Wednesday, July 12, 2017

Fostering Healthy Sibling Relationships

In the United States, 80% of children grow up with at least one sibling. For many people, sibling relationships are the relationships in life that last the longest. Conflict can make up a big portion of a sibling relationship, but they can also be the closest relationship within a family. What causes some to be positive and others negative? How can we foster good relationships between siblings? Alison Pike, Tina Kretschmer, and Judith F. Dunn wrote an article, based on their research in The Brother - Sister Study, about how parents can help achieve harmony within the home.

Because siblings spend a lot of time together, they know one another very well.

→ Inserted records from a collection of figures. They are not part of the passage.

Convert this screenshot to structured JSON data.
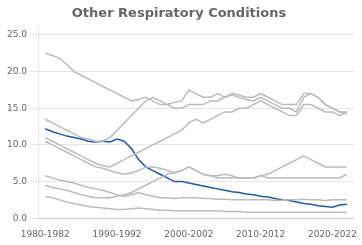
{
  "chart_data": {
    "type": "line",
    "title": "Other Respiratory Conditions",
    "x": [
      1980,
      1981,
      1982,
      1983,
      1984,
      1985,
      1986,
      1987,
      1988,
      1989,
      1990,
      1991,
      1992,
      1993,
      1994,
      1995,
      1996,
      1997,
      1998,
      1999,
      2000,
      2001,
      2002,
      2003,
      2004,
      2005,
      2006,
      2007,
      2008,
      2009,
      2010,
      2011,
      2012,
      2013,
      2014,
      2015,
      2016,
      2017,
      2018,
      2019,
      2020,
      2021,
      2022
    ],
    "series": [
      {
        "color": "#BBBBBB",
        "values": [
          22.5,
          22.2,
          21.8,
          21.0,
          20.0,
          19.5,
          19.0,
          18.5,
          18.0,
          17.5,
          17.0,
          16.5,
          16.0,
          16.2,
          16.5,
          16.0,
          15.5,
          15.5,
          15.8,
          16.0,
          17.5,
          17.0,
          16.5,
          16.5,
          17.0,
          16.5,
          16.8,
          16.5,
          16.2,
          16.0,
          16.5,
          16.0,
          15.5,
          15.0,
          15.0,
          14.5,
          16.5,
          17.0,
          16.5,
          15.5,
          15.0,
          14.5,
          14.2
        ]
      },
      {
        "color": "#BBBBBB",
        "values": [
          5.8,
          5.5,
          5.2,
          5.0,
          4.8,
          4.5,
          4.2,
          4.0,
          3.8,
          3.5,
          3.2,
          3.0,
          3.2,
          3.5,
          3.2,
          3.0,
          2.8,
          2.8,
          2.7,
          2.8,
          2.8,
          2.8,
          2.7,
          2.7,
          2.6,
          2.6,
          2.5,
          2.5,
          2.5,
          2.5,
          2.5,
          2.5,
          2.4,
          2.4,
          2.5,
          2.5,
          2.6,
          2.5,
          2.5,
          2.4,
          2.5,
          2.5,
          2.5
        ]
      },
      {
        "color": "#BBBBBB",
        "values": [
          3.0,
          2.8,
          2.5,
          2.2,
          2.0,
          1.8,
          1.6,
          1.5,
          1.4,
          1.3,
          1.2,
          1.2,
          1.3,
          1.4,
          1.3,
          1.2,
          1.1,
          1.1,
          1.0,
          1.0,
          1.0,
          1.0,
          1.0,
          1.0,
          1.0,
          0.9,
          0.9,
          0.9,
          0.8,
          0.8,
          0.8,
          0.8,
          0.8,
          0.8,
          0.8,
          0.8,
          0.8,
          0.8,
          0.8,
          0.8,
          0.8,
          0.8,
          0.8
        ]
      },
      {
        "color": "#BBBBBB",
        "values": [
          10.5,
          10.0,
          9.5,
          9.0,
          8.5,
          8.0,
          7.5,
          7.0,
          6.8,
          6.5,
          6.2,
          6.0,
          6.2,
          6.5,
          7.0,
          7.0,
          6.8,
          6.5,
          6.2,
          6.5,
          7.0,
          6.5,
          6.0,
          5.8,
          5.8,
          6.0,
          5.8,
          5.5,
          5.5,
          5.5,
          5.8,
          5.5,
          5.5,
          5.5,
          5.5,
          5.5,
          5.5,
          5.5,
          5.5,
          5.5,
          5.5,
          5.5,
          6.0
        ]
      },
      {
        "color": "#BBBBBB",
        "values": [
          13.5,
          13.0,
          12.5,
          12.0,
          11.5,
          11.0,
          10.8,
          10.5,
          10.5,
          11.0,
          12.0,
          13.0,
          14.0,
          15.0,
          16.0,
          16.5,
          16.0,
          15.5,
          15.0,
          15.0,
          15.5,
          15.5,
          15.5,
          16.0,
          16.0,
          16.5,
          17.0,
          16.8,
          16.5,
          16.5,
          17.0,
          16.5,
          16.0,
          15.5,
          15.5,
          15.5,
          17.0,
          17.0,
          16.5,
          15.5,
          15.0,
          14.5,
          14.5
        ]
      },
      {
        "color": "#BBBBBB",
        "values": [
          4.5,
          4.2,
          4.0,
          3.8,
          3.5,
          3.2,
          3.0,
          2.8,
          2.8,
          2.8,
          3.0,
          3.2,
          3.5,
          4.0,
          4.5,
          5.0,
          5.5,
          6.0,
          6.2,
          6.5,
          7.0,
          6.5,
          6.0,
          5.8,
          5.5,
          5.5,
          5.5,
          5.5,
          5.5,
          5.5,
          5.8,
          6.0,
          6.5,
          7.0,
          7.5,
          8.0,
          8.5,
          8.0,
          7.5,
          7.0,
          7.0,
          7.0,
          7.0
        ]
      },
      {
        "color": "#BBBBBB",
        "values": [
          11.0,
          10.5,
          10.0,
          9.5,
          9.0,
          8.5,
          8.0,
          7.5,
          7.2,
          7.0,
          7.5,
          8.0,
          8.5,
          9.0,
          9.5,
          10.0,
          10.5,
          11.0,
          11.5,
          12.0,
          13.0,
          13.5,
          13.0,
          13.5,
          14.0,
          14.5,
          14.5,
          15.0,
          15.0,
          15.5,
          16.0,
          15.5,
          15.0,
          14.5,
          14.0,
          14.0,
          15.5,
          15.5,
          15.0,
          14.5,
          14.5,
          14.0,
          14.5
        ]
      },
      {
        "color": "#1F5B9E",
        "values": [
          12.2,
          11.8,
          11.5,
          11.2,
          11.0,
          10.8,
          10.5,
          10.4,
          10.5,
          10.4,
          10.8,
          10.5,
          9.5,
          8.0,
          7.0,
          6.5,
          6.0,
          5.5,
          5.0,
          5.0,
          4.8,
          4.6,
          4.4,
          4.2,
          4.0,
          3.8,
          3.6,
          3.5,
          3.3,
          3.2,
          3.0,
          2.9,
          2.7,
          2.5,
          2.4,
          2.2,
          2.0,
          1.9,
          1.7,
          1.6,
          1.5,
          1.8,
          1.9
        ]
      }
    ],
    "xlim": [
      1979,
      2023
    ],
    "xticks": [
      {
        "value": 1980,
        "label": "1980-1982"
      },
      {
        "value": 1990,
        "label": "1990-1992"
      },
      {
        "value": 2000,
        "label": "2000-2002"
      },
      {
        "value": 2010,
        "label": "2010-2012"
      },
      {
        "value": 2020,
        "label": "2020-2022"
      }
    ],
    "ylim": [
      0,
      26
    ],
    "yticks": [
      {
        "value": 0,
        "label": "0.0"
      },
      {
        "value": 5,
        "label": "5.0"
      },
      {
        "value": 10,
        "label": "10.0"
      },
      {
        "value": 15,
        "label": "15.0"
      },
      {
        "value": 20,
        "label": "20.0"
      },
      {
        "value": 25,
        "label": "25.0"
      }
    ],
    "grid": "y"
  }
}
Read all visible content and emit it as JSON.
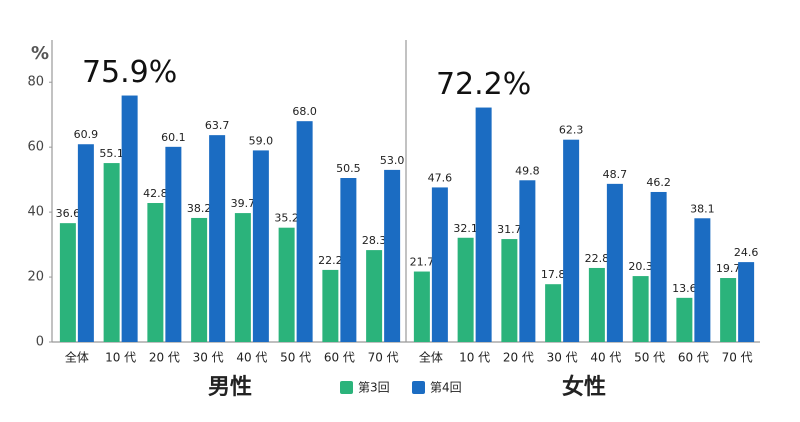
{
  "chart_data": [
    {
      "type": "bar",
      "title": "男性",
      "y_label": "%",
      "categories": [
        "全体",
        "10 代",
        "20 代",
        "30 代",
        "40 代",
        "50 代",
        "60 代",
        "70 代"
      ],
      "series": [
        {
          "name": "第3回",
          "color": "#2bb37b",
          "values": [
            36.6,
            55.1,
            42.8,
            38.2,
            39.7,
            35.2,
            22.2,
            28.3
          ]
        },
        {
          "name": "第4回",
          "color": "#1b6cc2",
          "values": [
            60.9,
            75.9,
            60.1,
            63.7,
            59.0,
            68.0,
            50.5,
            53.0
          ],
          "value_labels": [
            "60.9",
            "75.9%",
            "60.1",
            "63.7",
            "59.0",
            "68.0",
            "50.5",
            "53.0"
          ],
          "highlight": 1
        }
      ],
      "ylim": [
        0,
        93
      ],
      "yticks": [
        0,
        20,
        40,
        60,
        80
      ]
    },
    {
      "type": "bar",
      "title": "女性",
      "categories": [
        "全体",
        "10 代",
        "20 代",
        "30 代",
        "40 代",
        "50 代",
        "60 代",
        "70 代"
      ],
      "series": [
        {
          "color": "#2bb37b",
          "values": [
            21.7,
            32.1,
            31.7,
            17.8,
            22.8,
            20.3,
            13.6,
            19.7
          ]
        },
        {
          "color": "#1b6cc2",
          "values": [
            47.6,
            72.2,
            49.8,
            62.3,
            48.7,
            46.2,
            38.1,
            24.6
          ],
          "value_labels": [
            "47.6",
            "72.2%",
            "49.8",
            "62.3",
            "48.7",
            "46.2",
            "38.1",
            "24.6"
          ],
          "highlight": 1
        }
      ],
      "ylim": [
        0,
        93
      ]
    }
  ]
}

Their interactions, whether positive or negative, impact their development. A study was done on sibling relationships to find what factors impact the relationship the most. It was found that family structure, age spacing, gender sibling pairs, socioeconomic status, and household crowding were insignificant in enhancing the relationship. What was significant was an individual child's characteristics and temperament as well as the family environment.

Characteristics and Temperament

Temperament can be a big factor in whether siblings get along or not. In this study, four aspects of temperament were measured: emotionality (anger, fear, upset), activity, sociability, and shyness. The analysis showed that children who are more active and emotionally intense tend to be more conflict-prone with their siblings. They tend to have more negative interactions with them than positive ones. The only other significant finding was that when an older sibling is more social, the relationship they have with their younger siblings tends to be more positive.

Family Environment

In order to analyze family environment, four contextual factors were measured: household organization, marital satisfaction, socioeconomic status, and household crowding. Household organization (regular routines, less background noise, etc.) was the most significant factor that influenced a sibling relationship. This suggests that an organized household creates less stress within a home, which in turn decreases the amount of conflict between siblings.

Marital Satisfaction

The only other factor which showed significance in this study was marital satisfaction. When the marriage relationship is high quality, it influences other relationships within the family. According to the authors, this suggests that children learn about positive relationships from their parents because "happily married parents are better able to respond in a manner conducive to more amicable relations between their children". The relationship that parents have with their children also has an influence on how well siblings get along.

In the end, there is no specific answer as to why some siblings engage in more conflict than others. However, we do know that parents have the ability to influence sibling relationships for the better by making their homes places of organization, and seeking to improve spousal relationships.